Esta vitória do PP, com uma dimensão que nenhuma sondagem previu, parece ser também um sinal de que os eleitores começam a perceber que o seu voto não é apenas uma arma de protesto, antes pode ter pesadas consequências. Pode ser que o referendo do Brexit tenha contribuído para essa tomada de consciência. Pode ser que as loucuras a que se têm vindo a entregar as gestões municipais dos aliados do Podemos em Madrid e Barcelona tenham ajudado os eleitores a perceber o custo da irresponsabilidade e a diferença entre os discursos utópicos e as exigências da governação, mesmo quando esta é só a nível local (os resultado em Madrid do Podemos foram especialmente maus). Pode ser que tenham simplesmente percebido que não podiam deixar o seu futuro nas mãos de um grupo de lunáticos arrogantes, como seria o caso se o Podemos ficasse com a chave do poder nas mãos.
A derrota do grupo de Pablo Iglesias tem especial significado pois não só permite ao PSOE conservar o seu lugar de segundo partido espanhol (mesmo tendo tido o pior resultado de sempre, mesmo tendo perdido para o PP na Andaluzia), como mostra os limites de um discurso de protesto sem adesão à realidade. Se algo resultou claro da campanha eleitoral espanhola é que o Podemos não tinha uma proposta realista para governar Espanha. Os seus números não batiam certo e não deram nenhuma indicação de como poderiam pagar as suas promessas. Nem sequer tinham um arremedo de programa económico como aquele que o Syriza tinha preparado na Grécia (e que depois deu no que deu).
O fracasso da estratégia radical é o melhor indicador de que a Espanha saída destas eleições não é a mesma Espanha de Dezembro passado. Nessa altura o tempo parecia correr a favor dos extremismos; agora o vento mudou de direcção.

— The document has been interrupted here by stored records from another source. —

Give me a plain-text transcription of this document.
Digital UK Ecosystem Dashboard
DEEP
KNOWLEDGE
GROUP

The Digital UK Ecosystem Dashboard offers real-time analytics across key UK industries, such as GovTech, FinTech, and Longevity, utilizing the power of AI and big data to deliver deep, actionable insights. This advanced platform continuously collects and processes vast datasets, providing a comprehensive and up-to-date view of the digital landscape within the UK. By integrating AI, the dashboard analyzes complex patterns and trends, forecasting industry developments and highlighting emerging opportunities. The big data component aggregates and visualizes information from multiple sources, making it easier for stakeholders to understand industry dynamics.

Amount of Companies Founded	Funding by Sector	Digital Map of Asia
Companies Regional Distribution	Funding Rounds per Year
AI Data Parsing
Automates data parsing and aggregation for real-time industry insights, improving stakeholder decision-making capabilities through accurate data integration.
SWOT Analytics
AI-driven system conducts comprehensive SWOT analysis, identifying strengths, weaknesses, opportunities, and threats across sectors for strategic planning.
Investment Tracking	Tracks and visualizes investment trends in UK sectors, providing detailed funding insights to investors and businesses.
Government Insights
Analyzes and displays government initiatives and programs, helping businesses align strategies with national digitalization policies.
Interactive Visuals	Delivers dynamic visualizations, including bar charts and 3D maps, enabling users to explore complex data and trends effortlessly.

Isso deve tornar mais fácil formar um acordo que torne possível governar, e possível que governem os que ganharam as eleições.
Por muitos “calculadores de coligações” que possamos fazer, só existem duas verdadeiras alternativas. A primeira é a formação de uma coligação do PP com Ciudadanos, com a eventual participação de mais alguns partido nacionalista, coligação essa que possa ser viabilizada pela abstenção dos socialistas. Parece ser a solução preferida pelo El Pais que, no seu editorial, escreve que do PSOE deve “escutar o mandato dos eleitores para que permaneça na oposição e permita com a sua abstenção que governe quem tenha os votos necessários para o fazer”. A segunda é uma grande coligação incluindo o PP, o Ciudadanos e o PSOE, uma solução que, escreve-se no editorial do El Español, teria a vantagem de permitir promover “uma agenda de reforma política ambiciosa que incluiria mudanças na Constituição”. Isto porque são “os três partidos que podem garantir regeneração e unidade”.
O grande receio de que soluções deste tipo abrissem caminho ao crescimento dos extremismos, um receio absolutamente legítimo em Dezembro, quando o Podemos parecia imparável, perde razão de ser com os resultados de Junho. A maré, para já, foi contida, mas isso não permite novas irresponsabilidades aos partidos moderados. É que se podem contar com uma economia espanhola que continua a dar sinais de vitalidade, não se podem esquecer que foram e continuam a ser minados por escândalos de corrupção. É por isso que faz tanto sentido falar em regeneração.